Départ de Jost Van Dyke, au nord des British Virgin Islands, au lever du soleil et cavalcade de 450 miles poussés par un alizé d’est-sud-est sur une mer un peu formée, d’abord sous gennaker puis sous solent et un puis 2 ris quand le vent monte à 22-24 nœuds. Le premier jour, grand ciel bleu et mer bleue foncée. Le deuxième jour, tout est gris et le tonus raplapla.
Grand Turk
Arrivée le samedi en milieu de journée à Grand Turk, île plate entourée d’un reef qui n’offre pas de protection au vent. Mauvais calcul : qui dit pays indépendant anglo-saxon, dit clearance fermée le week-end, sauf extra de 50$ qu’on n’a pas envie de payer. Donc pas de débarquement possible. On mouille devant le village, sous le vent d’une musique tonitruante, heureusement excellente. Une belle église, quelques maisons, le village semble réduit à sa plus simple expression.
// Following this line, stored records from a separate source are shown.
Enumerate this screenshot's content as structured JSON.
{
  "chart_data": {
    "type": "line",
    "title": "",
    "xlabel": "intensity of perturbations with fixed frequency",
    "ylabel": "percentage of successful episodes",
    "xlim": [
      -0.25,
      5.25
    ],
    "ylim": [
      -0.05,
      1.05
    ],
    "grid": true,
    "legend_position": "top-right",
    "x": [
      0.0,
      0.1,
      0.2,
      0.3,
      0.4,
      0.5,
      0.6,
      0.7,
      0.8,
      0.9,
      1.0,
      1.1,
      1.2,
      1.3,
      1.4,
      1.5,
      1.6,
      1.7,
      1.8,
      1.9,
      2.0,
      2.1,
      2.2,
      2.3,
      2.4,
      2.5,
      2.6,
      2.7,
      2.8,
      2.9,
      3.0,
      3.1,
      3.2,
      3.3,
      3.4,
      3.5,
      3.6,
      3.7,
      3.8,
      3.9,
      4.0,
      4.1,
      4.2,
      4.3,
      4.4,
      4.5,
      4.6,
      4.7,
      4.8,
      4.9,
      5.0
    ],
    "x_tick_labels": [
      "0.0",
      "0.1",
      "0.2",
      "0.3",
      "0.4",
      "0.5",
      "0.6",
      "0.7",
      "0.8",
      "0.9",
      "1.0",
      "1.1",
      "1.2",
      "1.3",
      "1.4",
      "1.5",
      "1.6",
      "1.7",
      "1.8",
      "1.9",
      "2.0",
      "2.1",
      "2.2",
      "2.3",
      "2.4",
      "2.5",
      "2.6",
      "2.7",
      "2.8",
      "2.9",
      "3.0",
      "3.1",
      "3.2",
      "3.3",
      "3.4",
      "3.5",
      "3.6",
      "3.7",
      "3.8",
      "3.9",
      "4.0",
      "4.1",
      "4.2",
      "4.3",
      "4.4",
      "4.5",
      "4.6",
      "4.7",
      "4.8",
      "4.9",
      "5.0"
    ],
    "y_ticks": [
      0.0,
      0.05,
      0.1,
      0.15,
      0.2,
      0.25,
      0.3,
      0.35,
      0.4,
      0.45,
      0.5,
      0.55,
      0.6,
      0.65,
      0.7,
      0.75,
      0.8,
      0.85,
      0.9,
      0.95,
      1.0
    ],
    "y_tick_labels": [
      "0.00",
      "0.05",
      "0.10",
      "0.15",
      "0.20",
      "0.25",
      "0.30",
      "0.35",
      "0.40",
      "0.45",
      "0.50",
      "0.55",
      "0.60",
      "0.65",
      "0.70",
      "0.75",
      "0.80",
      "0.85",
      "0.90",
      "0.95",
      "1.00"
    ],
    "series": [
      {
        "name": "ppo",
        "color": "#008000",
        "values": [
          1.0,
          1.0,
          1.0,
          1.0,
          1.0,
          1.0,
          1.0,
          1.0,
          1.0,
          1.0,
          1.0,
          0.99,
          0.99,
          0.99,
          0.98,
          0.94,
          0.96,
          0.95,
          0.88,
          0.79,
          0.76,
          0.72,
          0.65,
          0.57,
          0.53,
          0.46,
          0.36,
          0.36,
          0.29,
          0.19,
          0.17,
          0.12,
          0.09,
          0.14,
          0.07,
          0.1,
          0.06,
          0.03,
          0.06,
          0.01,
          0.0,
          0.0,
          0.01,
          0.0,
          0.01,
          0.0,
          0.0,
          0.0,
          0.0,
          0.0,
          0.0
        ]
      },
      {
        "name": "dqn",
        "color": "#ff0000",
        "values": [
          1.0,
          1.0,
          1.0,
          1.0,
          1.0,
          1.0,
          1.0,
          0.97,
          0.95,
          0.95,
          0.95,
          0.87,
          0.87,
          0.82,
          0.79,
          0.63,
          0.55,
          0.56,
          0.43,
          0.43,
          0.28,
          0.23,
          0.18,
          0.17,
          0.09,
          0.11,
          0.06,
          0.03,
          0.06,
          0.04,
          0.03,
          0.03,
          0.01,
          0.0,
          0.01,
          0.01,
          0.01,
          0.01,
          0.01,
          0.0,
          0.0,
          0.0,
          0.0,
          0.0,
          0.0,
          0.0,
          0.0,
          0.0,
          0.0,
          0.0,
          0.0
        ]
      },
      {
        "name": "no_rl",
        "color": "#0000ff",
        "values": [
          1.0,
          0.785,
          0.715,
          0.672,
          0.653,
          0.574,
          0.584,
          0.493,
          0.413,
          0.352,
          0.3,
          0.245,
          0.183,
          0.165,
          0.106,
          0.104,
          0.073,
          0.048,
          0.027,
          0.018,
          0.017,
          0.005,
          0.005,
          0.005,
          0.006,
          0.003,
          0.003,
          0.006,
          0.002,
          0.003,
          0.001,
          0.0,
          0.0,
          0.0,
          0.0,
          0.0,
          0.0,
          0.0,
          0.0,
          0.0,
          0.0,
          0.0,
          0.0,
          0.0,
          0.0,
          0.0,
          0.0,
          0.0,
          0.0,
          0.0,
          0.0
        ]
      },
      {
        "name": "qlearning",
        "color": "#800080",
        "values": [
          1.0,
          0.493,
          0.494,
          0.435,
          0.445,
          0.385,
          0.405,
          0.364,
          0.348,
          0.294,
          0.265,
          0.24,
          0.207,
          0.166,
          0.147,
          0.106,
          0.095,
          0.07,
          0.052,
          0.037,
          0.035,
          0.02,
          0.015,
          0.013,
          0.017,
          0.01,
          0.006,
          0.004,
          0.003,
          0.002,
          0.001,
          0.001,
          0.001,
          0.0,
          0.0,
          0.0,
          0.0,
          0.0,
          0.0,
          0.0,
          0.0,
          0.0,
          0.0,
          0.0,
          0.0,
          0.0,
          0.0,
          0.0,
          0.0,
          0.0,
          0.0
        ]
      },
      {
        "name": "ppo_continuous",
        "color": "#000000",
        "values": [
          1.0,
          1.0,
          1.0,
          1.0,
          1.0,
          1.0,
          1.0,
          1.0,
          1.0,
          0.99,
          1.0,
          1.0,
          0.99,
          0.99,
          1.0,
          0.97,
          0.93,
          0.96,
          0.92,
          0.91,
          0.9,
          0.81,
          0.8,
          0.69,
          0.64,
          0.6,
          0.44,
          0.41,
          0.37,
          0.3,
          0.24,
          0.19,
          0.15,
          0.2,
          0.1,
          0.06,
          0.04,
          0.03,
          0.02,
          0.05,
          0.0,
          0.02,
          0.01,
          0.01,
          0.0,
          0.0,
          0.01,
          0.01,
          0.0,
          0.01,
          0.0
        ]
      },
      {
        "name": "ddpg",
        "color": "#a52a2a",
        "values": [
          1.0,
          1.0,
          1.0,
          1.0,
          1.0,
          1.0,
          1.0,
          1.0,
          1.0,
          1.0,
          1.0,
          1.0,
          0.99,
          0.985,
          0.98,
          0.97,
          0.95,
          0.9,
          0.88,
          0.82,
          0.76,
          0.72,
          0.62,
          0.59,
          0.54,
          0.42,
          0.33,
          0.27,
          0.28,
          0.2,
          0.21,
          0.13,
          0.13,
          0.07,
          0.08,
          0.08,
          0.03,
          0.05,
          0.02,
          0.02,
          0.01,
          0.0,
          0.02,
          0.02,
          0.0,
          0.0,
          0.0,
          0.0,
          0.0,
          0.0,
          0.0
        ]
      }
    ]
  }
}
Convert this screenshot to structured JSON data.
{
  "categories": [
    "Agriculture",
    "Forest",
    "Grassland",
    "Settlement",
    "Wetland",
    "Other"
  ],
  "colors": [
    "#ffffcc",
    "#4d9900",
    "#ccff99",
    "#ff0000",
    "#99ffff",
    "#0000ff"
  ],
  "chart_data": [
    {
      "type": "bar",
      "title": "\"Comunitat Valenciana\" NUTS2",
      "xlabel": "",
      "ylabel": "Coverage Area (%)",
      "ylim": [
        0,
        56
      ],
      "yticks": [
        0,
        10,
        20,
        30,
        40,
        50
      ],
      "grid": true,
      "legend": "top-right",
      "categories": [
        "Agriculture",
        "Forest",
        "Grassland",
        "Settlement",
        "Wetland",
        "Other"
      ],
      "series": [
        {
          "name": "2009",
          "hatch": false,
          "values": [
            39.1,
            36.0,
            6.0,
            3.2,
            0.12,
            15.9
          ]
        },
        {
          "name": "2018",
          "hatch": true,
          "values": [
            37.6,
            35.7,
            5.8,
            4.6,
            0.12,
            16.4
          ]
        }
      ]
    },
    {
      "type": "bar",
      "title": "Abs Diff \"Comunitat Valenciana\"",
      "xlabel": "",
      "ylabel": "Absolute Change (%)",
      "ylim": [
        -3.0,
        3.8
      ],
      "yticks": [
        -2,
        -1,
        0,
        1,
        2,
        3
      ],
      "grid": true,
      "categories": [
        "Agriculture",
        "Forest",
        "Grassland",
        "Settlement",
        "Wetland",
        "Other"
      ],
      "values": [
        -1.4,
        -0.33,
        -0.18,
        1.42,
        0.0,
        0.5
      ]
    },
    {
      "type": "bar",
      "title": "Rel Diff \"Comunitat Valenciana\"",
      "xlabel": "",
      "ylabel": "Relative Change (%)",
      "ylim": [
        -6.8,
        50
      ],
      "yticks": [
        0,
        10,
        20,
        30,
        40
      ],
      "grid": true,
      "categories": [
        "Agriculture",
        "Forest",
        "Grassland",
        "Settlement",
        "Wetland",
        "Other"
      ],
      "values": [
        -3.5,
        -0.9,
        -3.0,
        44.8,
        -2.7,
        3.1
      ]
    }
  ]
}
Le fond remonte en quelques mètres de plusieurs centaines à 2-3 mètres et on a de la peine à trouver du sable entre les coraux pour crocher l’ancre. Un seul bateau est déjà au mouillage : il s’agit de Nemo, un 5X sorti lui aussi du chantier Outremer, qui semble le grand frère de Spica. On passe leur faire une petite visite de courtoisie et on fait connaissance le soir autour d’un verre de vin blanc avec le norvégien Knut Frostad, marin de référence dans la course au large (et ancien boss de la Volvo Ocean Race, course autour du monde en équipage qu’il a courue 3 fois), qui prend une année sabbatique pour naviguer avec Tone et leurs deux adorables fillettes. Nous allons prolonger cette rencontre tout au long de notre découverte de Caïcos pour notre plus grand plaisir (et en bénéficiant de précieux conseils sur les réglages de Spica!).
Nous faisons donc l’impasse sur la visite de Grand Turk, d’autant que le mouillage est inconfortable. Nous repartons le lendemain matin avec Nemo, par 25-30 nds au portant vers South Caïcos, distant de 30 miles.
South Caicos
South Caïcos borde la partie est du lagon. Le village principal, Cockburn Harbour, est un port d’entrée (où on peut y faire les formalités de douane et d’immigration). Le mouillage se situe devant Cockburn Harbour, dans très peu d’eau à proximité d’un cargo échoué tout rouillé, d’une bouée échouée là venant de Puerto Rico lors du dernier cyclone et d’un vieux bateau de pêche. Les quais sont défoncés et une épave rouillée ferme la petite marina. Cela donne une ambiance spéciale… Nous partageons ce mouillage avec 2 autres bateaux dont Nemo, sur une belle eau couleur émeraude.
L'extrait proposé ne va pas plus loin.